En este periodo, su vida sentimental se vio marcada por su relación con su sobrina Geli Raubal, que terminó suicidándose en oscuras circunstancias. Geli Raubal era hija de su hermanastra Angela y fue una de las llamadas Mujeres de Hitler.

Ascenso al poder

Tras su derrota en las elecciones de 1932, Hitler promovió una ola de revueltas y violencia callejera que forzó al débil e inestable gobierno al colapso. Paul von Hindenburg se vio forzado a pactar con Hitler, que fue nombrado canciller alemán el 30 de enero de 1933 con la colaboración de los católicos de Franz von Papen y sus socios. Disolvió el Parlamento y convocó elecciones, liderando el Partido Nacional-socialista. Una semana antes de las votaciones, se produjo un incendio en el edificio del Reichstag y Hitler, tras acusar a la oposición comunista y social-demócrata del incendio, promulgó leyes de excepción, eliminando y persiguiendo a muchos adversarios políticos.

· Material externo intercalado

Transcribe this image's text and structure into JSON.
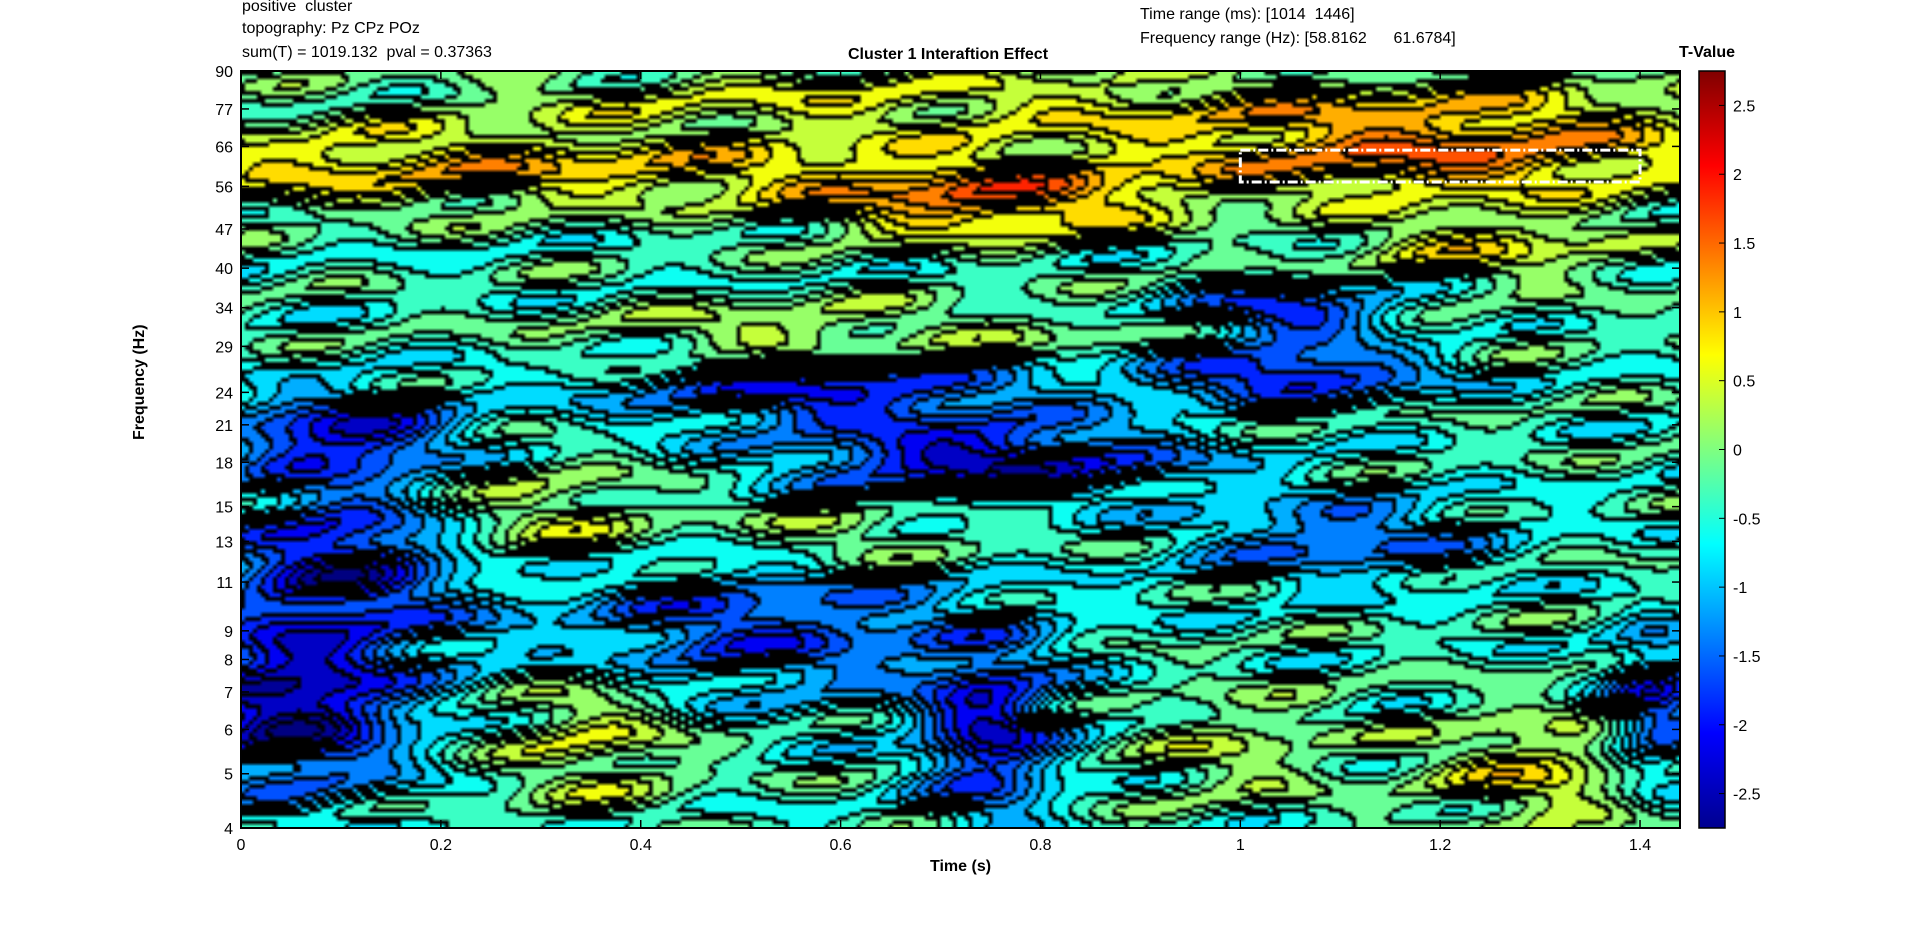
{
  "info": {
    "line1": "positive  cluster",
    "line2": "topography: Pz CPz POz",
    "line3": "sum(T) = 1019.132  pval = 0.37363",
    "time_range": "Time range (ms): [1014  1446]",
    "freq_range": "Frequency range (Hz): [58.8162      61.6784]"
  },
  "chart_data": {
    "type": "heatmap",
    "title": "Cluster 1 Interaftion Effect",
    "xlabel": "Time (s)",
    "ylabel": "Frequency (Hz)",
    "xlim": [
      0,
      1.44
    ],
    "x_ticks": [
      0,
      0.2,
      0.4,
      0.6,
      0.8,
      1,
      1.2,
      1.4
    ],
    "x_tick_labels": [
      "0",
      "0.2",
      "0.4",
      "0.6",
      "0.8",
      "1",
      "1.2",
      "1.4"
    ],
    "y_scale": "log",
    "ylim": [
      4,
      90
    ],
    "y_ticks": [
      4,
      5,
      6,
      7,
      8,
      9,
      11,
      13,
      15,
      18,
      21,
      24,
      29,
      34,
      40,
      47,
      56,
      66,
      77,
      90
    ],
    "y_tick_labels": [
      "4",
      "5",
      "6",
      "7",
      "8",
      "9",
      "11",
      "13",
      "15",
      "18",
      "21",
      "24",
      "29",
      "34",
      "40",
      "47",
      "56",
      "66",
      "77",
      "90"
    ],
    "colorbar": {
      "label": "T-Value",
      "range": [
        -2.75,
        2.75
      ],
      "ticks": [
        2.5,
        2,
        1.5,
        1,
        0.5,
        0,
        -0.5,
        -1,
        -1.5,
        -2,
        -2.5
      ],
      "tick_labels": [
        "2.5",
        "2",
        "1.5",
        "1",
        "0.5",
        "0",
        "-0.5",
        "-1",
        "-1.5",
        "-2",
        "-2.5"
      ],
      "colormap": "jet"
    },
    "cluster_box": {
      "time_s": [
        1.0,
        1.4
      ],
      "freq_hz": [
        57,
        65
      ]
    },
    "blobs": [
      {
        "t": 0.75,
        "f": 52,
        "amp": 1.6,
        "st": 0.18,
        "sf": 0.05
      },
      {
        "t": 1.2,
        "f": 61,
        "amp": 1.5,
        "st": 0.3,
        "sf": 0.05
      },
      {
        "t": 0.1,
        "f": 61,
        "amp": 1.0,
        "st": 0.3,
        "sf": 0.06
      },
      {
        "t": 0.5,
        "f": 60,
        "amp": 0.9,
        "st": 0.35,
        "sf": 0.05
      },
      {
        "t": 1.2,
        "f": 75,
        "amp": 1.2,
        "st": 0.35,
        "sf": 0.05
      },
      {
        "t": 0.6,
        "f": 80,
        "amp": 0.8,
        "st": 0.4,
        "sf": 0.05
      },
      {
        "t": 1.25,
        "f": 44,
        "amp": 1.0,
        "st": 0.15,
        "sf": 0.05
      },
      {
        "t": 0.55,
        "f": 30,
        "amp": 0.8,
        "st": 0.2,
        "sf": 0.05
      },
      {
        "t": 1.0,
        "f": 30,
        "amp": 0.6,
        "st": 0.25,
        "sf": 0.05
      },
      {
        "t": 1.05,
        "f": 33,
        "amp": -1.9,
        "st": 0.12,
        "sf": 0.04
      },
      {
        "t": 1.05,
        "f": 26,
        "amp": -2.0,
        "st": 0.15,
        "sf": 0.04
      },
      {
        "t": 0.75,
        "f": 18,
        "amp": -2.0,
        "st": 0.2,
        "sf": 0.05
      },
      {
        "t": 0.1,
        "f": 20,
        "amp": -1.8,
        "st": 0.12,
        "sf": 0.06
      },
      {
        "t": 0.6,
        "f": 24,
        "amp": -1.7,
        "st": 0.22,
        "sf": 0.05
      },
      {
        "t": 0.1,
        "f": 12,
        "amp": -1.8,
        "st": 0.12,
        "sf": 0.1
      },
      {
        "t": 0.05,
        "f": 6.5,
        "amp": -2.2,
        "st": 0.12,
        "sf": 0.12
      },
      {
        "t": 0.75,
        "f": 5.8,
        "amp": -1.8,
        "st": 0.07,
        "sf": 0.12
      },
      {
        "t": 0.3,
        "f": 14,
        "amp": 0.8,
        "st": 0.12,
        "sf": 0.08
      },
      {
        "t": 0.6,
        "f": 13,
        "amp": 0.7,
        "st": 0.15,
        "sf": 0.05
      },
      {
        "t": 0.35,
        "f": 6,
        "amp": 0.9,
        "st": 0.1,
        "sf": 0.12
      },
      {
        "t": 1.3,
        "f": 5,
        "amp": 1.0,
        "st": 0.12,
        "sf": 0.08
      },
      {
        "t": 1.0,
        "f": 5.5,
        "amp": 0.6,
        "st": 0.1,
        "sf": 0.08
      },
      {
        "t": 0.5,
        "f": 9,
        "amp": -1.4,
        "st": 0.25,
        "sf": 0.1
      },
      {
        "t": 1.1,
        "f": 13,
        "amp": -1.2,
        "st": 0.15,
        "sf": 0.06
      },
      {
        "t": 1.42,
        "f": 6.5,
        "amp": -1.6,
        "st": 0.05,
        "sf": 0.1
      }
    ]
  }
}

Consiguió la mayoría en las elecciones de mayo (aunque muchos historiadores señalan que no logró un apoyo importante por parte del pueblo alemán inicialmente). En poco tiempo, logró afianzarse en el poder, detentando los cargos de canciller y presidente de la República a la muerte de Hindenburg (2 de agosto de 1934), nombrándose a sí mismo Reichsführer. Estableció el nacional-socialismo como único partido legal. Eliminó a los oponentes de su propio partido y a colaboradores de dudosa fidelidad durante la llamada «Noche de los cuchillos largos», iniciando el proceso de eliminación de diversos grupos raciales, políticos, sociales y religiosos que consideraba «enemigos de Alemania» y «razas impuras», lo que más tarde le llevó a crear los campos de concentración para la liquidación sistemática de comunistas, judíos, Testigos de Jehová Bibelforscher, gitanos, enfermos mentales y homosexuales, principalmente, así como a un intenso rearme.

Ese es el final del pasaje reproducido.